In many cases, you want to look only at the words immediately surrounding your search term. Especially in political text, many articles will mention e.g. both Clinton and Trump, and often contain text about events and strategy as well as issues. So, to understand the sentiment or frames about an actor or issue, you want to keep only the words surrounding the name of the actor or issue.

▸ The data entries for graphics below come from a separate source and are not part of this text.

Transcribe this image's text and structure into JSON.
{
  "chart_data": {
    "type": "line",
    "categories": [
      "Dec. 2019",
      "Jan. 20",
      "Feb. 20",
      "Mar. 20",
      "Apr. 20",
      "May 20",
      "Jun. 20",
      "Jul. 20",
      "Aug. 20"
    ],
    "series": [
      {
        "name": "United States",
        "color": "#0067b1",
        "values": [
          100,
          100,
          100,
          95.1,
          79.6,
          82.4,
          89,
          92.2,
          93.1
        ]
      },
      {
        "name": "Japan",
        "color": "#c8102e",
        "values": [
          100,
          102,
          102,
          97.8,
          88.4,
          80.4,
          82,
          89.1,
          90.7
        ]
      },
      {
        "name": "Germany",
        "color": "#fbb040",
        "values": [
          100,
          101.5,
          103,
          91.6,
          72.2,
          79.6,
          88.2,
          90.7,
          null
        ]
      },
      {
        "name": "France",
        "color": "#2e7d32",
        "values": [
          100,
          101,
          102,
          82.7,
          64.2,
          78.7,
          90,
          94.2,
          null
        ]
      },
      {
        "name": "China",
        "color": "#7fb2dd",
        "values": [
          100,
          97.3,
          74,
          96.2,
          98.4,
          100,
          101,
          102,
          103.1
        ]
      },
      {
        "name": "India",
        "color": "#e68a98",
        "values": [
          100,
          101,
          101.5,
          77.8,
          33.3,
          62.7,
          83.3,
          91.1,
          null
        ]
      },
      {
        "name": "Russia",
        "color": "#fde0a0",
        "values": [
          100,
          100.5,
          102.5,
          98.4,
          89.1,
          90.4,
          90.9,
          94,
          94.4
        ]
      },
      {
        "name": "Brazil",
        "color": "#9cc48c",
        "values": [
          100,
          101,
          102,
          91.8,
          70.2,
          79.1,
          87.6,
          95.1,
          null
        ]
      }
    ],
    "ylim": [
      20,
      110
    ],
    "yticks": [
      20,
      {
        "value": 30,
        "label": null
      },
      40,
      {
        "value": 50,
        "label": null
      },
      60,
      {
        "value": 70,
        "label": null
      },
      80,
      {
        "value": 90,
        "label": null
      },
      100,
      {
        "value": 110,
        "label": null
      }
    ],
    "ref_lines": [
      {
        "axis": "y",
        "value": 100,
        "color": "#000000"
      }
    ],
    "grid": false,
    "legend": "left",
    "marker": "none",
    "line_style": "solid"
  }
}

This technique is useful for all forms of dictionary analysis, for example to see how a certain issue or person is described or framed, or to see what issue a party is associated with; but especially for sentiment analysis it can help find sentiment that is actually related to a specific actor or issue.
For this tutorial, we limit the tcorpus to words occurring within 10 words of ‘war’:
war <- subset_query(t, "war", window=10)
The last step is to convert the tcorpus back to a regular dfm object. We can then use the methods from quanteda to clean it by removing infrequent words, stopwords, lowercasing it, and removing all words that contain anything apart from letters (e.g. punctuation, numbers). Note that the last step is done using a regular expression, see for example regexone.com for a gentle introduction.
dtm_war <- get_dfm(war, feature='token') |>
dfm_trim(min_docfreq=5) |>
dfm_remove(stopwords('english')) |>
dfm_tolower() |>
dfm_remove("[^a-z]", valuetype="regex")
Now let’s have a look at the top words:
head(textstat_frequency(dtm_war))
As you can see, war is (not surprisingly) the most frequent word, followed by terror, fight and iraq. You can now use this dtm in a sentiment analysis, and e.g. compare sentiment for the context around different actors or issues.